In Gruppen standen sie vor den Kunstglaswänden und blickten hindurch. Sie mußten blinzeln, denn der Innenraum war mit grellem Licht erfüllt – es kam von den Weißlichtstrahlern, die ein regelmäßiges Punktnetz an der Decke bildeten. Die unangenehme Helle lag wie Staub über der Landschaft, die man drinnen aufgebaut hatte und pflegte: Steinwege führten zwischen Gras und Blumen hindurch, dazwischen stand gelegentlich ein Busch oder ein Baum – aber so, daß er die Sicht nicht verdeckte. Da und dort sah man seltsame, behaarte, vierbeinige Tiere; sie kauerten am Boden oder liefen müde die Glaswand entlang. Am unheimlichsten aber waren doch die eigentlichen Bewohner der Anlagen: menschliche Geschöpfe mit blasser, weißlicher Haut, weit geöffneten Augen und Nasenlöchern, schlanken, zerbrechlichen Händen. Sie trugen dieselben Kleider wie die Besucher außerhalb der Wände, aber es sah unpassend aus, ja obszön.

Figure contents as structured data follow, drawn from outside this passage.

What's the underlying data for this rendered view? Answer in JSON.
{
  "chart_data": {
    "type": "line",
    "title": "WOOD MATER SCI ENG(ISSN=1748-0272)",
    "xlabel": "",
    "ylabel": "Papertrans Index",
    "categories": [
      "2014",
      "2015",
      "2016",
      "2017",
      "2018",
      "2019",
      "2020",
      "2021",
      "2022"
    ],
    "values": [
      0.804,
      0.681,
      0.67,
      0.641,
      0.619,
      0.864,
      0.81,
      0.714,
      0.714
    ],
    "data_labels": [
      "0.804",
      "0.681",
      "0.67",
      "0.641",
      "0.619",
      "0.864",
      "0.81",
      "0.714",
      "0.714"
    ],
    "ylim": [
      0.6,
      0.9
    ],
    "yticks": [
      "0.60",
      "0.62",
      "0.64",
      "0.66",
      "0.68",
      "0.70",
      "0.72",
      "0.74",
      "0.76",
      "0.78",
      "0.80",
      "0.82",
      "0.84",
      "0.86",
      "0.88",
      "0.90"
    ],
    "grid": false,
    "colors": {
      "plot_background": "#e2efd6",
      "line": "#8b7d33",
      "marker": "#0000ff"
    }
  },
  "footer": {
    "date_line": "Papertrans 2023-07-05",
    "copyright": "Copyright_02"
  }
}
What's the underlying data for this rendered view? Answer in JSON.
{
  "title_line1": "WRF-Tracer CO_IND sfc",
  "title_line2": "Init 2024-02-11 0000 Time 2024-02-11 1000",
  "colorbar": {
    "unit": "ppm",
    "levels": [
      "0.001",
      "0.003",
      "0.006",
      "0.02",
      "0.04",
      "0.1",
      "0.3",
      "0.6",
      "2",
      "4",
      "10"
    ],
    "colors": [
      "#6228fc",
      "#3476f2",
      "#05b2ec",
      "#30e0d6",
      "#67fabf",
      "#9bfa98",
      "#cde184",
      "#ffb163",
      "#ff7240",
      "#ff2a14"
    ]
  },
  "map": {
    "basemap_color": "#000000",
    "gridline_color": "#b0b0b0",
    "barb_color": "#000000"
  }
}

»Sind das wirklich Menschen wie wir?« fragte ein kleines Mädchen und klammerte sich an den Ärmel des Vaters.

»Es stimmt – es sind Menschen. Oder vielmehr: Sie waren es. Sie stammen von denselben Urahnen ab wie wir. Früher waren wir ihnen ähnlicher, es hat viele Generationen gedauert, bis die Unterschiede so groß wurden. Eigentlich weiß niemand, wieso es dazu kam.«

Sie schwiegen wieder und starrten hinein. Manchmal kam eine dieser Karikaturen eines Menschen von der anderen Seite an die Glaswand heran und blickte ihnen ins Gesicht … die draußen Stehenden traten unwillkürlich einen Schritt zurück. Diese Gesichter waren schwer zu beschreiben – menschlich und doch anders. Die Haut sah verletzlich aus, durchsichtig. Man sah das Weiße in den Augäpfeln. Waren sie intelligent? Waren sie gefährlich?

Das Mädchen versteckte sich hinter den Eltern. Es kam erst wieder hervor, als sich keines der unheimlichen Geschöpfe mehr in der Nähe befand.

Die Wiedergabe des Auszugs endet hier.